RJ Daniels Fuel and Tire

RJ Daniels Fuel and Tire is a business that offers tires from as small as lawn mower tires to as large as farm tractor tires and everything in between. The business also offers automotive repair and lawn equipment sales and service. The business was started in 1969 by RJ Daniels, who now spends the majority of his time farming. The business is now managed by his daughter, Ang.

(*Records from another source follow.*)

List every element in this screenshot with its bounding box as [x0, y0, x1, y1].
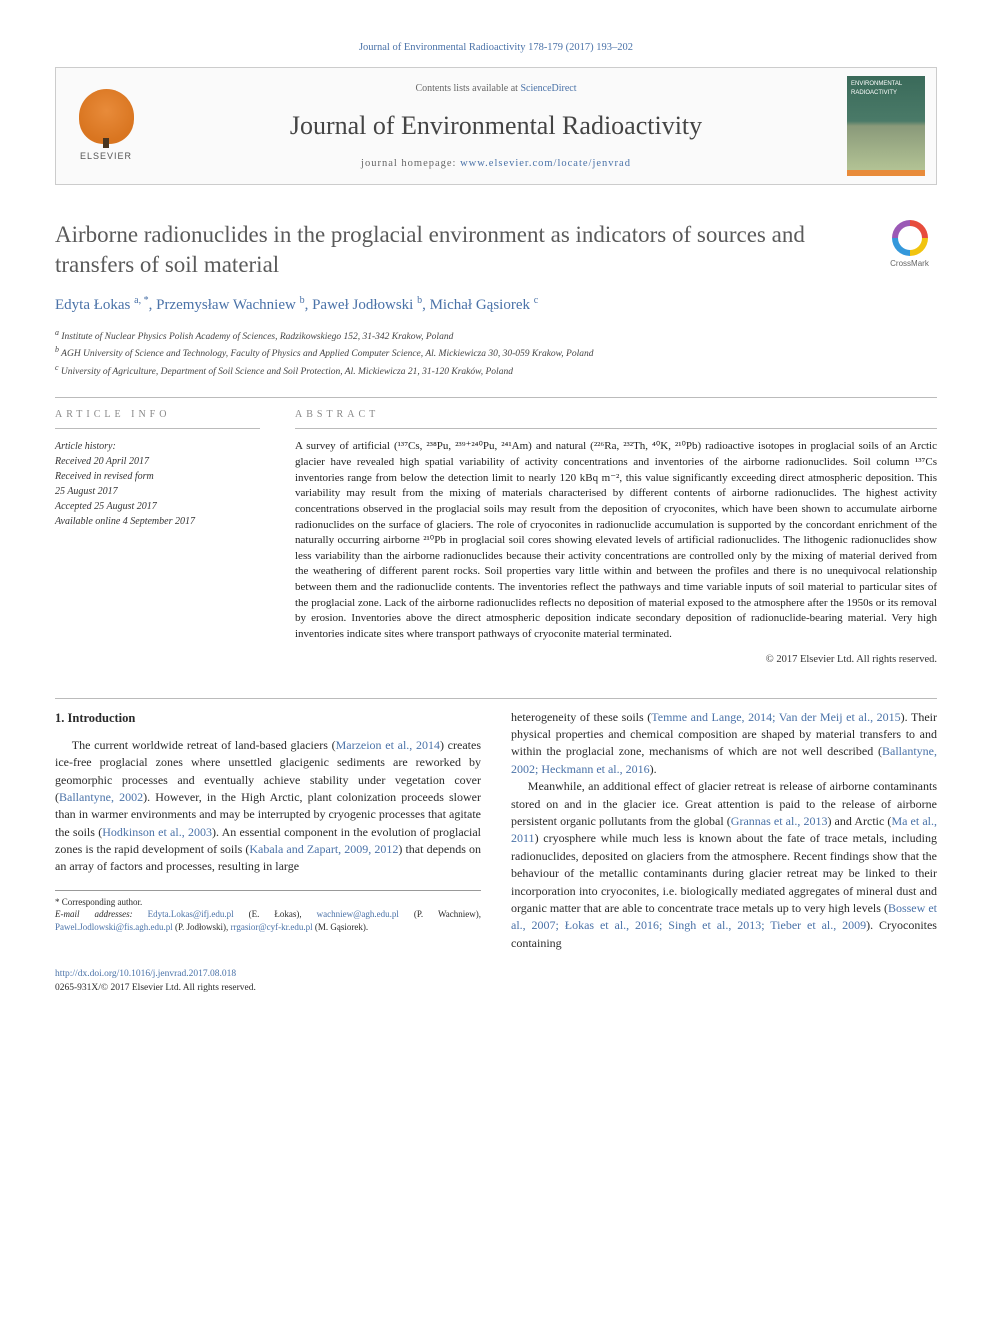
abstract-copyright: © 2017 Elsevier Ltd. All rights reserved…	[295, 652, 937, 667]
sciencedirect-link[interactable]: ScienceDirect	[520, 83, 576, 94]
affiliations: a Institute of Nuclear Physics Polish Ac…	[55, 327, 937, 379]
citation-header: Journal of Environmental Radioactivity 1…	[55, 40, 937, 55]
publisher-logo-block: ELSEVIER	[56, 68, 156, 184]
journal-homepage-link[interactable]: www.elsevier.com/locate/jenvrad	[460, 158, 631, 169]
intro-paragraph-1-cont: heterogeneity of these soils (Temme and …	[511, 709, 937, 779]
crossmark-label: CrossMark	[890, 259, 929, 268]
crossmark-icon	[892, 220, 928, 256]
article-title: Airborne radionuclides in the proglacial…	[55, 220, 867, 280]
abstract-label: ABSTRACT	[295, 408, 937, 423]
divider	[55, 428, 260, 429]
journal-masthead: ELSEVIER Contents lists available at Sci…	[55, 67, 937, 185]
cover-thumb-block: ENVIRONMENTAL RADIOACTIVITY	[836, 68, 936, 184]
journal-title: Journal of Environmental Radioactivity	[171, 107, 821, 145]
contents-available-line: Contents lists available at ScienceDirec…	[171, 82, 821, 97]
homepage-prefix: journal homepage:	[361, 158, 460, 169]
author-list: Edyta Łokas a, *, Przemysław Wachniew b,…	[55, 294, 937, 317]
intro-paragraph-2: Meanwhile, an additional effect of glaci…	[511, 778, 937, 952]
corresponding-author-note: * Corresponding author.	[55, 896, 481, 909]
footnotes: * Corresponding author. E-mail addresses…	[55, 890, 481, 934]
divider	[55, 397, 937, 398]
intro-paragraph-1: The current worldwide retreat of land-ba…	[55, 737, 481, 876]
doi-link[interactable]: http://dx.doi.org/10.1016/j.jenvrad.2017…	[55, 969, 236, 979]
contents-prefix: Contents lists available at	[415, 83, 520, 94]
divider	[55, 698, 937, 699]
divider	[295, 428, 937, 429]
bottom-metadata: http://dx.doi.org/10.1016/j.jenvrad.2017…	[55, 968, 937, 996]
right-column: heterogeneity of these soils (Temme and …	[511, 709, 937, 952]
article-info-label: ARTICLE INFO	[55, 408, 260, 423]
crossmark-badge[interactable]: CrossMark	[882, 220, 937, 270]
section-heading-introduction: 1. Introduction	[55, 709, 481, 727]
history-heading: Article history:	[55, 439, 260, 454]
article-history: Article history: Received 20 April 2017R…	[55, 439, 260, 529]
issn-copyright: 0265-931X/© 2017 Elsevier Ltd. All right…	[55, 983, 256, 993]
email-addresses: E-mail addresses: Edyta.Lokas@ifj.edu.pl…	[55, 908, 481, 933]
emails-label: E-mail addresses:	[55, 909, 148, 919]
abstract-text: A survey of artificial (¹³⁷Cs, ²³⁸Pu, ²³…	[295, 439, 937, 642]
journal-cover-thumbnail: ENVIRONMENTAL RADIOACTIVITY	[847, 76, 925, 176]
elsevier-tree-icon	[79, 89, 134, 144]
publisher-name: ELSEVIER	[79, 150, 134, 163]
left-column: 1. Introduction The current worldwide re…	[55, 709, 481, 952]
journal-homepage-line: journal homepage: www.elsevier.com/locat…	[171, 156, 821, 171]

Ang started helping her dad while still in high school in 1978 and has at one time or another worked in each area of the business. “One of the best parts of the business is our employees. They are like family,” she says. “We also have great customers that are a joy to do business with. I’m one of the lucky few that can say I enjoy going to work.”

Stylehouse Furniture

Stylehouse Furniture was founded after the owner, Richard, worked as a manager of another furniture store for 11 years. In 1977, he and his wife, Gail, purchased its current building and changed the name of the store to Style House. After Richard died in 2009, their son Larry became more involved with the business.

Stylehouse has more than 45 different styles of products. “We enjoy working with the public,” says Gail. “It’s a nice feeling helping people furnish their home. We’ve been around so long, we’re now working with third generation family members. This is a pleasant business to be in.”